If they eat zucchini in
India. If they don’t, the children would probably insist on
starving even if someone gave them lots of zucchini. My Polish
relatives tell the story of some well-intentioned food-relief
efforts from the US after World War II, where anyone in Poland
could get all the peanut butter they could eat, and it sat there
in the warehouse while starving people who’d never touched peanut
butter in their lives and weren’t going to start now died in
the streets.

In any case, my zucchini would have worse than unsightly spots
by the time it got to India, even if it weren’t more efficient
to send money to OXFAM or
somewhere than to mail zucchini to India. And I haven’t put
very much stuff in the compost bin.

I chopped down a cherry tree

I was late with my post yesterday because I spent the morning
in Fall River. I usually go there to see my mother and sister
for dinner, but there are things you don’t feel like doing after
dinner, so I spent the night and in the morning helped with the
tree and practiced some of the music
Judy
and I will be playing on September 21 at the Fall
River Arts Around the Block festival.

We didn’t really chop down the whole tree, but we ended up
cutting off a lot more of it than I would have expected. The
problem was that Comcast wouldn’t install cable television
(which they need because with the new, improved digital
broadcast TV they can’t get a lot of stations they used to get)
unless they trimmed the branches that were in the way of where
lines come into the house. It needed to be trimmed in any case,
because it was quite likely that if a storm moved the branches
violently enough, they would stop having telephone service.

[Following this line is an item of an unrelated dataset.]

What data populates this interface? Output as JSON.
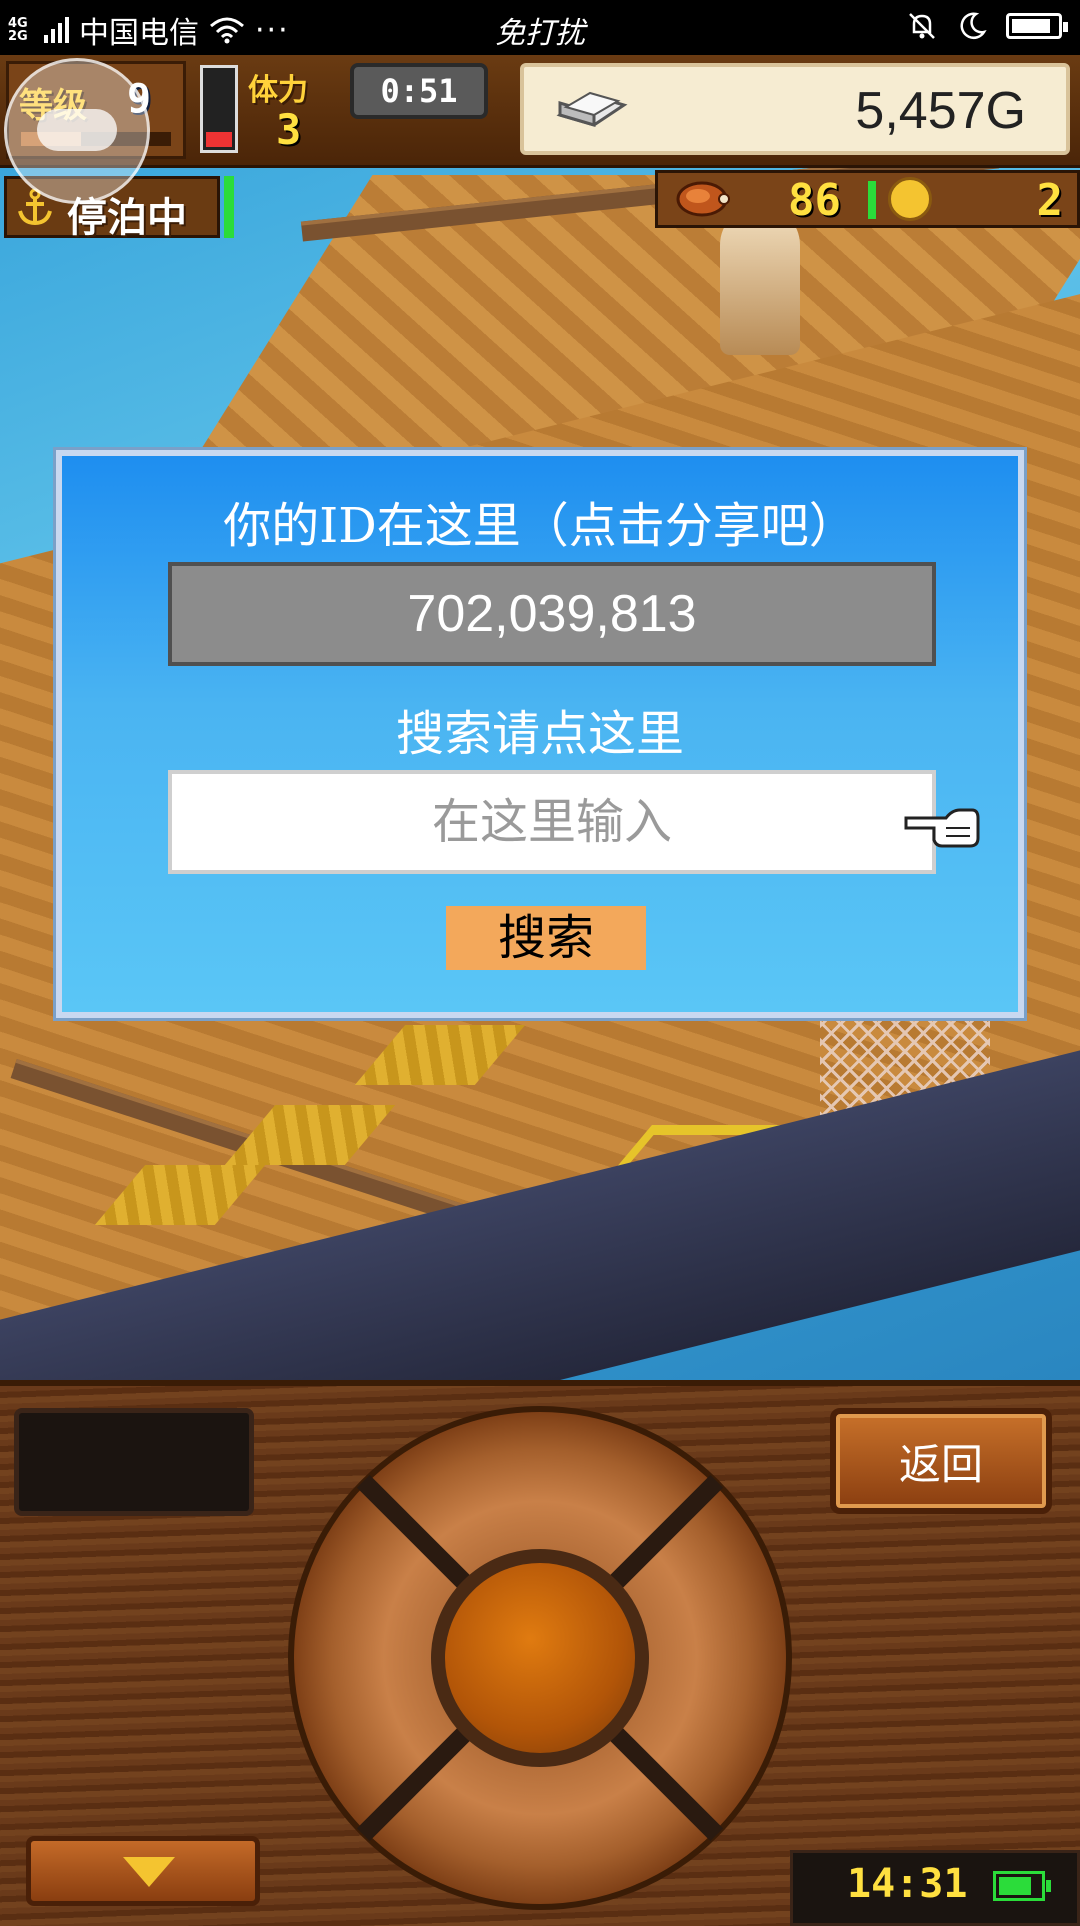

There was really only one branch that needed to go away, but
the ladder we were using wasn’t high enough to reach that branch
just before it started trying to grab the phone line. So we had
to saw it off close to the trunk of the tree, and to get to
that, we had to saw a lot of other branches. To get the ladder
to where we could saw those branches, we had to saw some more
branches.

So the upshot was there was a fairly big pile of cherry
branches, some of which will make firewood for next winter.
They’re choke cherries, so the birds will be upset, but it won’t
affect the Conrad family food supply any.

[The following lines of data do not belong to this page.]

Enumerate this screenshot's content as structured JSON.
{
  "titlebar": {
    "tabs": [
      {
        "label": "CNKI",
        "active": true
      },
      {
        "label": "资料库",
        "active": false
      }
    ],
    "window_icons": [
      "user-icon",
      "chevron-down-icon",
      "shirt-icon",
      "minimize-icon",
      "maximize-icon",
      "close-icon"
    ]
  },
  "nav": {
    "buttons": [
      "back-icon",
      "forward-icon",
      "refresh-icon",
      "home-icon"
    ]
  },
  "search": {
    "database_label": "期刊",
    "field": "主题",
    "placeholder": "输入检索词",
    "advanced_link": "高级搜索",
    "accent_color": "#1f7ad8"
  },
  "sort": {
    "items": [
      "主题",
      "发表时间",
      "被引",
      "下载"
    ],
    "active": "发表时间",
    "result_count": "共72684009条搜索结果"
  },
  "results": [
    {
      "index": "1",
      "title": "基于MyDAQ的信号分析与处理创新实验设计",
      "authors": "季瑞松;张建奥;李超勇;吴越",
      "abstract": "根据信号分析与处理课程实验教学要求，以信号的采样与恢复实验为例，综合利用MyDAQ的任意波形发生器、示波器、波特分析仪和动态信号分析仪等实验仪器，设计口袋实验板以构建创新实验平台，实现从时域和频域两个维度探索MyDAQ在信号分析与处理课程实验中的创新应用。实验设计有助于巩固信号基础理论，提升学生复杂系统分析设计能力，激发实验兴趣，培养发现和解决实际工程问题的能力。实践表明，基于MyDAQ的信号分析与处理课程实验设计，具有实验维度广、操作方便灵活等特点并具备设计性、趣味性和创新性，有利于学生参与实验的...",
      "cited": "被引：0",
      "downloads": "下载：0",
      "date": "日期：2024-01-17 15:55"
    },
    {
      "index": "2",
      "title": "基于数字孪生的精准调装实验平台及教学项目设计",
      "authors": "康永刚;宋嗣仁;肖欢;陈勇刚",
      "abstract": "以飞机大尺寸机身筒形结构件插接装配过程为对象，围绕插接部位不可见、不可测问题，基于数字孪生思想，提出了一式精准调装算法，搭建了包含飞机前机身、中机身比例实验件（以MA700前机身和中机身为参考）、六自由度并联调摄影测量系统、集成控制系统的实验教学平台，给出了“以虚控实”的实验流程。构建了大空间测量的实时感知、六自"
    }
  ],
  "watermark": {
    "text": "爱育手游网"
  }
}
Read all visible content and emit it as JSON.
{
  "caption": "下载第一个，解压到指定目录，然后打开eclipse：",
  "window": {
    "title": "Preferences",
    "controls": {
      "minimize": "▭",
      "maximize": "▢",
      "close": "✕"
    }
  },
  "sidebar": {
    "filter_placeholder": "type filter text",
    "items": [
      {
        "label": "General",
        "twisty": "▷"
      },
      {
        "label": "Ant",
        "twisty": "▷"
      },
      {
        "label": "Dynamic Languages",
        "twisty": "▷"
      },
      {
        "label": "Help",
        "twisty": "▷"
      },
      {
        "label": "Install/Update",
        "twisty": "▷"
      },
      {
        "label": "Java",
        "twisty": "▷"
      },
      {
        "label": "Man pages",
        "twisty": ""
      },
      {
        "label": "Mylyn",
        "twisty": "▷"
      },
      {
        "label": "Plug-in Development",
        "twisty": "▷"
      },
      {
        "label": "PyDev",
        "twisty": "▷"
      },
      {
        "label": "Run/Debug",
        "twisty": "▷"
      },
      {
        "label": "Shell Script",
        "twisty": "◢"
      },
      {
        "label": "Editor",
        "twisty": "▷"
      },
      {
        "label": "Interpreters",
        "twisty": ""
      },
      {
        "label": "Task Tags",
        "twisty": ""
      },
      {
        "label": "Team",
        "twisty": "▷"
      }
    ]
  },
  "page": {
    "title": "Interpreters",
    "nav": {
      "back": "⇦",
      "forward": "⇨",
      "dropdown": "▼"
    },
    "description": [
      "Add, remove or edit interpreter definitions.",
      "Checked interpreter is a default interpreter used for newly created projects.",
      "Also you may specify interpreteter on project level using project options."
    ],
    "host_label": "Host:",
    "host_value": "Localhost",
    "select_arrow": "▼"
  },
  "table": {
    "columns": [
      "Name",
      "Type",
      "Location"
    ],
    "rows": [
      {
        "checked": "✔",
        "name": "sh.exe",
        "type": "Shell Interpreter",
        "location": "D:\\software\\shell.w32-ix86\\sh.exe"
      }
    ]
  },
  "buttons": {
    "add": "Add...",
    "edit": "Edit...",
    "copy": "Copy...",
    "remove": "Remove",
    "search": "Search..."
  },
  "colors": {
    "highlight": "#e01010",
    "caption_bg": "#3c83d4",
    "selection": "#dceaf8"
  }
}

And the flower bed on that side of the house will get a lot
more sun now. It’s a southern exposure, so you tend to think of
it as full sun, but of course the part that was under this tree wasn’t.

News from the Farm Share

It looks like I can get an extra half-bushel of cucumbers just
by asking for it. I’ve really enjoyed the ones I’ve been
getting the last two weeks, and had no trouble using up the two
I got two weeks ago, and have only 2 left from the 6 I got last
week, but I’m not sure what I’d do with a half-bushel.

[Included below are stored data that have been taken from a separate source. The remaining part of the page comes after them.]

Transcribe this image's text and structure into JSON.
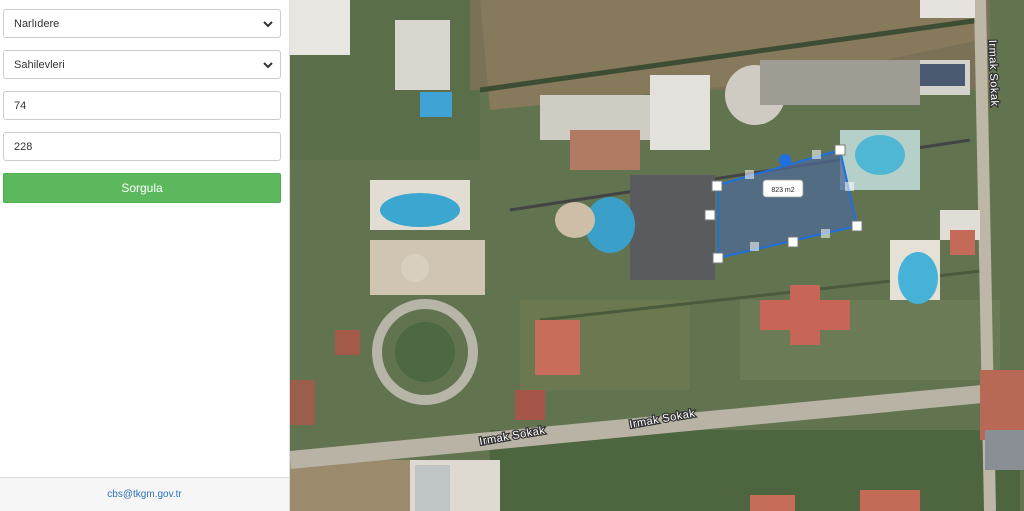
{
  "form": {
    "district": "Narlıdere",
    "neighborhood": "Sahilevleri",
    "block": "74",
    "parcel": "228",
    "submit_label": "Sorgula"
  },
  "footer": {
    "email": "cbs@tkgm.gov.tr"
  },
  "map": {
    "parcel_area": "823 m2",
    "streets": [
      "Irmak Sokak",
      "Irmak Sokak",
      "Irmak Sokak"
    ],
    "highlight_color": "#1f6fe0"
  }
}
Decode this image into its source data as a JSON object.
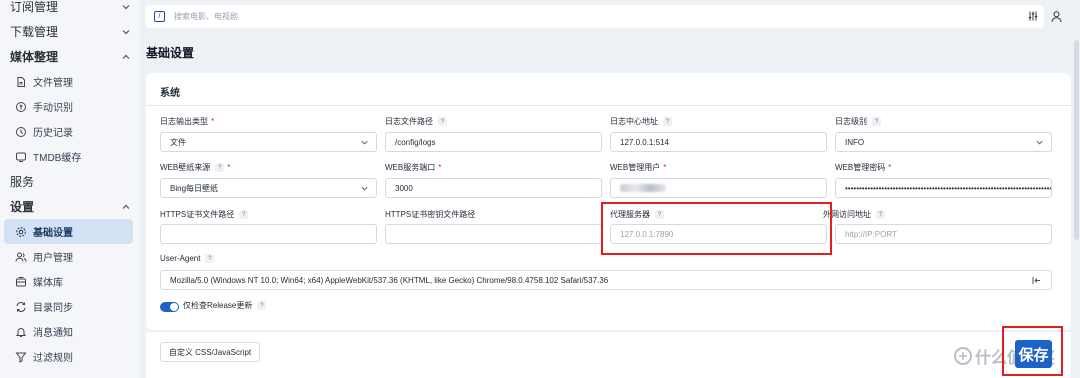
{
  "sidebar": {
    "groups": [
      {
        "label": "订阅管理"
      },
      {
        "label": "下载管理"
      },
      {
        "label": "媒体整理"
      },
      {
        "label": "服务"
      },
      {
        "label": "设置"
      }
    ],
    "media_items": [
      {
        "label": "文件管理",
        "icon": "file-icon"
      },
      {
        "label": "手动识别",
        "icon": "recognize-icon"
      },
      {
        "label": "历史记录",
        "icon": "history-icon"
      },
      {
        "label": "TMDB缓存",
        "icon": "cache-icon"
      }
    ],
    "settings_items": [
      {
        "label": "基础设置",
        "icon": "gear-icon"
      },
      {
        "label": "用户管理",
        "icon": "users-icon"
      },
      {
        "label": "媒体库",
        "icon": "library-icon"
      },
      {
        "label": "目录同步",
        "icon": "sync-icon"
      },
      {
        "label": "消息通知",
        "icon": "bell-icon"
      },
      {
        "label": "过滤规则",
        "icon": "filter-icon"
      }
    ]
  },
  "search": {
    "shortcut": "/",
    "placeholder": "搜索电影、电视剧"
  },
  "page": {
    "title": "基础设置"
  },
  "section": {
    "title": "系统"
  },
  "fields": {
    "log_type": {
      "label": "日志输出类型",
      "required": "*",
      "value": "文件"
    },
    "log_path": {
      "label": "日志文件路径",
      "help": "?",
      "value": "/config/logs"
    },
    "log_center": {
      "label": "日志中心地址",
      "help": "?",
      "value": "127.0.0.1:514"
    },
    "log_level": {
      "label": "日志级别",
      "help": "?",
      "value": "INFO"
    },
    "wallpaper": {
      "label": "WEB壁纸来源",
      "help": "?",
      "required": "*",
      "value": "Bing每日壁纸"
    },
    "web_port": {
      "label": "WEB服务端口",
      "required": "*",
      "value": "3000"
    },
    "web_user": {
      "label": "WEB管理用户",
      "required": "*"
    },
    "web_password": {
      "label": "WEB管理密码",
      "required": "*",
      "value": "••••••••••••••••••••••••••••••••••••••••••••••••••••••••••••••••••••••••••••"
    },
    "https_cert": {
      "label": "HTTPS证书文件路径",
      "help": "?"
    },
    "https_key": {
      "label": "HTTPS证书密钥文件路径"
    },
    "proxy": {
      "label": "代理服务器",
      "help": "?",
      "placeholder": "127.0.0.1:7890"
    },
    "external_url": {
      "label": "外网访问地址",
      "help": "?",
      "placeholder": "http://IP:PORT"
    },
    "user_agent": {
      "label": "User-Agent",
      "help": "?",
      "value": "Mozilla/5.0 (Windows NT 10.0; Win64; x64) AppleWebKit/537.36 (KHTML, like Gecko) Chrome/98.0.4758.102 Safari/537.36"
    }
  },
  "toggle": {
    "label": "仅检查Release更新",
    "help": "?",
    "checked": true
  },
  "footer": {
    "css_button": "自定义 CSS/JavaScript",
    "save_button": "保存"
  },
  "watermark": {
    "text": "什么值得买"
  },
  "colors": {
    "primary": "#1d62c7",
    "highlight": "#e02020",
    "sidebar_active": "#d4e1f5",
    "required": "#e11d48"
  }
}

So I’ve emailed all the people I see regularly to see if they
want to help out, and I’m planning to look up pickle recipes. I
always assumed that I’d end up doing some pickling if I were
getting a box of vegetables every week during the summer. I
only have one refrigerator, so it isn’t that much different from
people who lived before refrigeration getting fruits and
vegetables all summer and needing to can and pickle to have any
at all in the winter.

The bad news is that the Late Blight
has started to hit the tomatoes on the farm, so there will be no
tomatoes and fewer (or smaller) potatoes than expected. With the
potatoes, they kill the vines and harvest what’s underground.
So they would have expected them to continue growing all through
August and into September and maybe even October, but what’s there
now is what there’s going to be.

One of my mother’s cookbooks (maybe the Settlement
Cook Book
?) had a recipe for Green Tomato Mincemeat that I
always wanted to try. Maybe I can get free green tomatoes and
make up jars of that and have free pies for Thanksgiving?